MONTREAL.- With the aim of making art accessible to everyone, the Montreal Museum of Fine Arts is making available two prototypes to visually impaired visitors that will enable them, by means of touch, to appreciate the colours in a painting by Alfred Pellan in the MMFA’s collection. Developed by Patricia Bérubé, a master’s student in art history at the Université de Montréal, this novel tool on display in the level S1 in the Claire and Marc Bourgie Pavilion gives people with a visual disability a new way to connect with art.

This innovative initiative, which involves Alfred Pellan’s 1948 work Banner of the exposition “Prisme d’Yeux” opens up new avenues for enriching the museum experience of visitors dealing with barriers, including difficulties with perceiving colour and two-dimensional images such as those in painting. Available to the public, the tactile prototypes enhance the guided tours the Museum has offered to blind and visually impaired visitors since 2015.

“The Museum’s teams work tirelessly every day to offer experiences adapted to visitors with specific needs. Created in collaboration with numerous representatives from organizations and participants, these experiences, are aimed at meeting their expectations. That’s why Patricia Bérubé’s research is highly relevant, since it provides a unique solution for people living with a visual impairment,” said Thomas Bastien, the MMFA’ Director of Education and Wellness.

«Chaque jour, les équipes du Musée travaillent sans relâche pour offrir des expériences sur mesure destinées à des personnes ayant des besoins particuliers. Créées en collaboration avec une multitude de responsables d’organismes et des participants, ces expériences ont pour objectif de répondre aux attentes de chacun et de chacune ! Et c’est pour cette raison que la recherche de Patricia Bérubé, qui apporte une solution unique à des personnes vivant avec une déficience visuelle, est d’une grande pertinente».

“My project arose out of a desire to make painting accessible to people with vision problems. With these relief prototypes, they can now explore the beauty of a painting with their fingertips. A whole world of shapes and colours now opens up to them,” explained Patricia Bérubé, designer of the tactile prototypes.

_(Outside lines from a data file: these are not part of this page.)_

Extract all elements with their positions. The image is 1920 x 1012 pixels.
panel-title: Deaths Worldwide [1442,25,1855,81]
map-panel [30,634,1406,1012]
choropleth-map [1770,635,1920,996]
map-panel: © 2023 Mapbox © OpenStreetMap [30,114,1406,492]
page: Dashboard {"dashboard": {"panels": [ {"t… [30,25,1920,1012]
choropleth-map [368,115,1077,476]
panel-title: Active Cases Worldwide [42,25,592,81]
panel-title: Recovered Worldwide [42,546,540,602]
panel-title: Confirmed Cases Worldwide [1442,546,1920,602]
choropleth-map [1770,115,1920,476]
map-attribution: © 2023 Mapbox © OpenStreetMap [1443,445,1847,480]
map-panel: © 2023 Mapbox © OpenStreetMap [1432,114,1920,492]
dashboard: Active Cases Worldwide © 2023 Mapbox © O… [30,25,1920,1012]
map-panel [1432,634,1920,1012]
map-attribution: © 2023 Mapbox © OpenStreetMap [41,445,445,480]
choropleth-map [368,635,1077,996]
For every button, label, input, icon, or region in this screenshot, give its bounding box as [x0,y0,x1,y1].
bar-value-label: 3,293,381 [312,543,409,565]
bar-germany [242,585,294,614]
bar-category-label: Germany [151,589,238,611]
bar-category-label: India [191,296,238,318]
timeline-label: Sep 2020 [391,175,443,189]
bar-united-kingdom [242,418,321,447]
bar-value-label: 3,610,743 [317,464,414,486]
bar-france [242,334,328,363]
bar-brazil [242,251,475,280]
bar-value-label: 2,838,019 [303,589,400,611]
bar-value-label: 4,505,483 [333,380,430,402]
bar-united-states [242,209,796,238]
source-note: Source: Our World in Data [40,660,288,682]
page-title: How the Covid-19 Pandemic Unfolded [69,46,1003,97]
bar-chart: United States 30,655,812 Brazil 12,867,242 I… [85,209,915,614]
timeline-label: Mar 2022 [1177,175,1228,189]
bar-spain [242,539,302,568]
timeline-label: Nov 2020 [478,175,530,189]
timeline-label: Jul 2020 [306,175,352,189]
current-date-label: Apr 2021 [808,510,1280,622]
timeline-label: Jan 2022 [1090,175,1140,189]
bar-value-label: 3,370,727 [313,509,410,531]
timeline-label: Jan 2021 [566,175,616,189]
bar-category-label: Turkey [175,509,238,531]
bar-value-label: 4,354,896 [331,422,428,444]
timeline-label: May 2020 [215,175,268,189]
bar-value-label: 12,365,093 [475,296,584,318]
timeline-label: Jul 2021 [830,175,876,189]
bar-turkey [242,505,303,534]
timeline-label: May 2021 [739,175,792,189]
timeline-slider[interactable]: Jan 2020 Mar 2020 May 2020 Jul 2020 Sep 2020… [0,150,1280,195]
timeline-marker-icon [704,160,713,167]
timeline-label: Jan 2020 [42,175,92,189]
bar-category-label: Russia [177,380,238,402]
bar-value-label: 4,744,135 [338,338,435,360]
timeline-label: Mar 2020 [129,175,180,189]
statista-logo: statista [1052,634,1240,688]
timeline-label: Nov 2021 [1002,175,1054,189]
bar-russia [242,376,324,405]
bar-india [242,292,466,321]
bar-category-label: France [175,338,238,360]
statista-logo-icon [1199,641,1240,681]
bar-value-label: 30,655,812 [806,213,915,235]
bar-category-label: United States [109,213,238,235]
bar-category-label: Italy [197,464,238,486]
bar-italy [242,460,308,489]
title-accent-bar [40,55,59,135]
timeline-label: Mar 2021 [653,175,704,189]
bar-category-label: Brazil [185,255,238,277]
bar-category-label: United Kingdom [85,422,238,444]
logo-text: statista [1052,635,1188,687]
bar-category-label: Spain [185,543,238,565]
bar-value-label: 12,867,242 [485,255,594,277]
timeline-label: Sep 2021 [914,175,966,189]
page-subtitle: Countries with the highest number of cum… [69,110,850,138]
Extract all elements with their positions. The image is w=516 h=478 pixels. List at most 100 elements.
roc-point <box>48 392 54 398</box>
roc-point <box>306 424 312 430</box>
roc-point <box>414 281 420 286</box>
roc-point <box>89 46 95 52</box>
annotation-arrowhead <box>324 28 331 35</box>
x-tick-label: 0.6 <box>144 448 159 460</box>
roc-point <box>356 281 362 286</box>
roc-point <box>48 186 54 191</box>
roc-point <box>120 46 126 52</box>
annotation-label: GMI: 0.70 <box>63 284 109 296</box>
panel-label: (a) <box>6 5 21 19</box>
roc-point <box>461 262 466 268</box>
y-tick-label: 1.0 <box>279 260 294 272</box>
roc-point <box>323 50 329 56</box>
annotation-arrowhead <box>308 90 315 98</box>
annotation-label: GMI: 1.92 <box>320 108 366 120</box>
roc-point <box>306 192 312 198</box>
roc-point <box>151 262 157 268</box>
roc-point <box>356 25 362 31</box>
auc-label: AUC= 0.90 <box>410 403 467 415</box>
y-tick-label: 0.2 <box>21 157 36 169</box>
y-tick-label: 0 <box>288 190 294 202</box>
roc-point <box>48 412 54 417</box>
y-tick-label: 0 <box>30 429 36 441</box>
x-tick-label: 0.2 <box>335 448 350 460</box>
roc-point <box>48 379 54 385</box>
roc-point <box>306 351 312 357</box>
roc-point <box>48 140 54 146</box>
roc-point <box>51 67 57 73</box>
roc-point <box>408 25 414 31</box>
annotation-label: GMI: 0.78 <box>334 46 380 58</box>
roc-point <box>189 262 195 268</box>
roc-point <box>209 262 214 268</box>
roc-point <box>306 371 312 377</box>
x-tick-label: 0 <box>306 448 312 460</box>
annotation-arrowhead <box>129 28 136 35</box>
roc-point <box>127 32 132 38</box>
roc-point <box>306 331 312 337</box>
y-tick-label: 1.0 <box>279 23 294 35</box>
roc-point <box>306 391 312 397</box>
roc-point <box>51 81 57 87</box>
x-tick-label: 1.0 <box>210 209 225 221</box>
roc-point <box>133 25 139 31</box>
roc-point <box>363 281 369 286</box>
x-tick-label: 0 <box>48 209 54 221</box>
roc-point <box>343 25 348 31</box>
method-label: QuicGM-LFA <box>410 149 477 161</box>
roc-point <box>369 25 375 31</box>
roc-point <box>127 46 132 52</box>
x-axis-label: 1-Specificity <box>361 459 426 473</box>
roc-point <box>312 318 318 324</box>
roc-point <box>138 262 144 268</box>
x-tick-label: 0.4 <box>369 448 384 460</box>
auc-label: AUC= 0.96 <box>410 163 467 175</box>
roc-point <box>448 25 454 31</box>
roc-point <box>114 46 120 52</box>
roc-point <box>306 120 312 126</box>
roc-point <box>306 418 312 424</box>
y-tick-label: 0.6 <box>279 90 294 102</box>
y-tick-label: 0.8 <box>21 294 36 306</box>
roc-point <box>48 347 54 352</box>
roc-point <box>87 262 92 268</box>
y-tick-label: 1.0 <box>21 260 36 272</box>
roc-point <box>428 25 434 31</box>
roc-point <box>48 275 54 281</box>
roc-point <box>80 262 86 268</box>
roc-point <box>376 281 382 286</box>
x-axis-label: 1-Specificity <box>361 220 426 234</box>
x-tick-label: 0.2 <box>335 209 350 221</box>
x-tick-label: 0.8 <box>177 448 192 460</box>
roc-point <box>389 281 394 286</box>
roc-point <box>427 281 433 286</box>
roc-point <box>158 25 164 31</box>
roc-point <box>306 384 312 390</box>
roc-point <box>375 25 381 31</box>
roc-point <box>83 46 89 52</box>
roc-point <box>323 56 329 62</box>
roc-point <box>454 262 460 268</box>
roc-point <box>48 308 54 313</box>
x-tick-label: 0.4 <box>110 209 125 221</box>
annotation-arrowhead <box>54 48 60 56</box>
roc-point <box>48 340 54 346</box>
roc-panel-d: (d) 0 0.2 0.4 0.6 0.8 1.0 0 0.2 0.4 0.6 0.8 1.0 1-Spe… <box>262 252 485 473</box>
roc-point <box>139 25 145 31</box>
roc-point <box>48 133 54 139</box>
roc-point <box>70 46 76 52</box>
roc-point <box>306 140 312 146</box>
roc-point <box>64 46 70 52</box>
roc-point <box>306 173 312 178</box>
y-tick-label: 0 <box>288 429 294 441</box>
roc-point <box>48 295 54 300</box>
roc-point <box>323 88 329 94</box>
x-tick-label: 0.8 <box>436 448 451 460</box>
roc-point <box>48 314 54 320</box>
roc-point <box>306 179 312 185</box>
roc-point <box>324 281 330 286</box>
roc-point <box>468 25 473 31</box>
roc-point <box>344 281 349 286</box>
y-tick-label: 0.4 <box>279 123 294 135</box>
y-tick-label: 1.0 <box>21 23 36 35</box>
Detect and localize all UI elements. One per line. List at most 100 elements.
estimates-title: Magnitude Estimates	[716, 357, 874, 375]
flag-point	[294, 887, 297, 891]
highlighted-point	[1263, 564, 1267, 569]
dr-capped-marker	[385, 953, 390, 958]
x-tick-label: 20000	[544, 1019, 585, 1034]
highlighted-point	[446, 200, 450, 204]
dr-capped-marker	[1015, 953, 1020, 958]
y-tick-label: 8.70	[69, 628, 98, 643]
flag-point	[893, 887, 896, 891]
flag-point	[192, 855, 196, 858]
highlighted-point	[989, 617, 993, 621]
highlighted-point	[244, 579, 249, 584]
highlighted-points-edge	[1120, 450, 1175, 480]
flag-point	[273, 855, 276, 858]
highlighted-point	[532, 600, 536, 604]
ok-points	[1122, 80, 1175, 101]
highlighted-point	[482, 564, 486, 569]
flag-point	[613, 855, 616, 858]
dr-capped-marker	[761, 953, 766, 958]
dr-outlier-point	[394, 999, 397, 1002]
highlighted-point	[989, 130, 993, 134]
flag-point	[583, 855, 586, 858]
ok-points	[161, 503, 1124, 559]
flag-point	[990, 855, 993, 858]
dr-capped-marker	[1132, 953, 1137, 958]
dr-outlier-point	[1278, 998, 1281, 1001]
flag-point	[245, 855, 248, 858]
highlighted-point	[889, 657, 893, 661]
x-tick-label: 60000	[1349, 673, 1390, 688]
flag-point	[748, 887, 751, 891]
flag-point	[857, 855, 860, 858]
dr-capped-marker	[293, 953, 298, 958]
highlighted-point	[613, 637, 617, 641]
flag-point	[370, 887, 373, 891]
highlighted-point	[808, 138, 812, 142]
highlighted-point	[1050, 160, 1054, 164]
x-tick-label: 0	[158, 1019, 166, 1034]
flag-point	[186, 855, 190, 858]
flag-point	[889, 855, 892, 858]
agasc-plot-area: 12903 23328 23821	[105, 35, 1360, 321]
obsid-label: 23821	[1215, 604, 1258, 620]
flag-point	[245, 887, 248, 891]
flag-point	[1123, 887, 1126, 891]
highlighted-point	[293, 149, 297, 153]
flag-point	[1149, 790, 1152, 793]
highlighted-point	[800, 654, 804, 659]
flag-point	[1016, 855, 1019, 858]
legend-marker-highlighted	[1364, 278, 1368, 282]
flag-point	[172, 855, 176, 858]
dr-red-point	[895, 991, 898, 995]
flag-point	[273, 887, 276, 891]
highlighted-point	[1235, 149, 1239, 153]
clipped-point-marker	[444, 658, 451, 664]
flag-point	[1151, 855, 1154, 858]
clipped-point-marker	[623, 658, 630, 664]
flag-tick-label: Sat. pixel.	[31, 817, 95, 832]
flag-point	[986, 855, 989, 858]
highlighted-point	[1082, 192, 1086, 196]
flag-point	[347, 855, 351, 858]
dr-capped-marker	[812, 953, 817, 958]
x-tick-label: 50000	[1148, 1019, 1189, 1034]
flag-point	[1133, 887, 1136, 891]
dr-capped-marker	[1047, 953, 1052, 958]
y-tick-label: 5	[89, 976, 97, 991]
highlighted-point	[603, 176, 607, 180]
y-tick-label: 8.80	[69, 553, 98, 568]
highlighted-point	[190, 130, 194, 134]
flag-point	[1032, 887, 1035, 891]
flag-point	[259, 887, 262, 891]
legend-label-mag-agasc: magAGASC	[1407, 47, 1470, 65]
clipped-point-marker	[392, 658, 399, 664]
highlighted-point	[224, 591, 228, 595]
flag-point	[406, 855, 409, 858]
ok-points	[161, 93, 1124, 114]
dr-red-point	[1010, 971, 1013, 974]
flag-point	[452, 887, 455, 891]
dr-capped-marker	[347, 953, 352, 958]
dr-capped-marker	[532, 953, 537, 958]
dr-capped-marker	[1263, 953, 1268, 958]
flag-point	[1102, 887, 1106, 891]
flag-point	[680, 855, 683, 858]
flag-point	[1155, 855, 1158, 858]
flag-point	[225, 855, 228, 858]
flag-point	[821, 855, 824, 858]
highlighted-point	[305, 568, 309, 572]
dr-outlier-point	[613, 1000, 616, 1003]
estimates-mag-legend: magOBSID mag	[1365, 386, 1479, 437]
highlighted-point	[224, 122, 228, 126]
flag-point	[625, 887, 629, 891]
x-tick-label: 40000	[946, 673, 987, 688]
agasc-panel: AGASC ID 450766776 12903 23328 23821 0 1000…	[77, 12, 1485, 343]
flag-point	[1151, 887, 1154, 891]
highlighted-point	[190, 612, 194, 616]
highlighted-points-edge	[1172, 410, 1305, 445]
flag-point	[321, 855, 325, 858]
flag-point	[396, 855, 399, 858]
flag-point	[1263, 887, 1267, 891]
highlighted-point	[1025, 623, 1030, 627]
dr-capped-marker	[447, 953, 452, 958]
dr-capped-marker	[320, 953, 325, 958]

Patricia Bérubé’s tactile prototypes
With a background in 3D animation and art history, Patricia Bérubé is especially interested in tactile perception in the blind and the visually impaired. As part of her master’s project, which she began in September 2016, she has developed two prototypes for the tactile interpretation of a two-dimensional work. These separate prototypes render the shapes and colours of Pellan’s Banner of the exposition “Prisme d’Yeux” in relief. Chosen for its simple, clearly delineated shapes, the work was reproduced on a sheet of Plexiglas in half-size scale, by combining 3D printing techniques and silicone moulds.

A first prototype re-creates the contours of the work’s geometric shapes (rectangles, circles, diamonds, triangles) in relief so that the configuration can be understood by the fingertips. The second (see above image) translates the work’s colour palette into a variety of textures that make it possible to understand the positioning of each of the colours (black, red, white and grey), which are identified in a Braille legend.

In developing the prototypes, Ms. Bérubé assessed the selected textures and the functionality of the prototypes in a group of 13 people with various visual impairments. “People must have the right to use this type of program. I think it’s essential. We forget at this moment that we no longer see. We’re really in our world; we see it. And we forget that we’re blind; we see [the work] in our own way,” said Jean-Daniel Aubin, a participant in the project.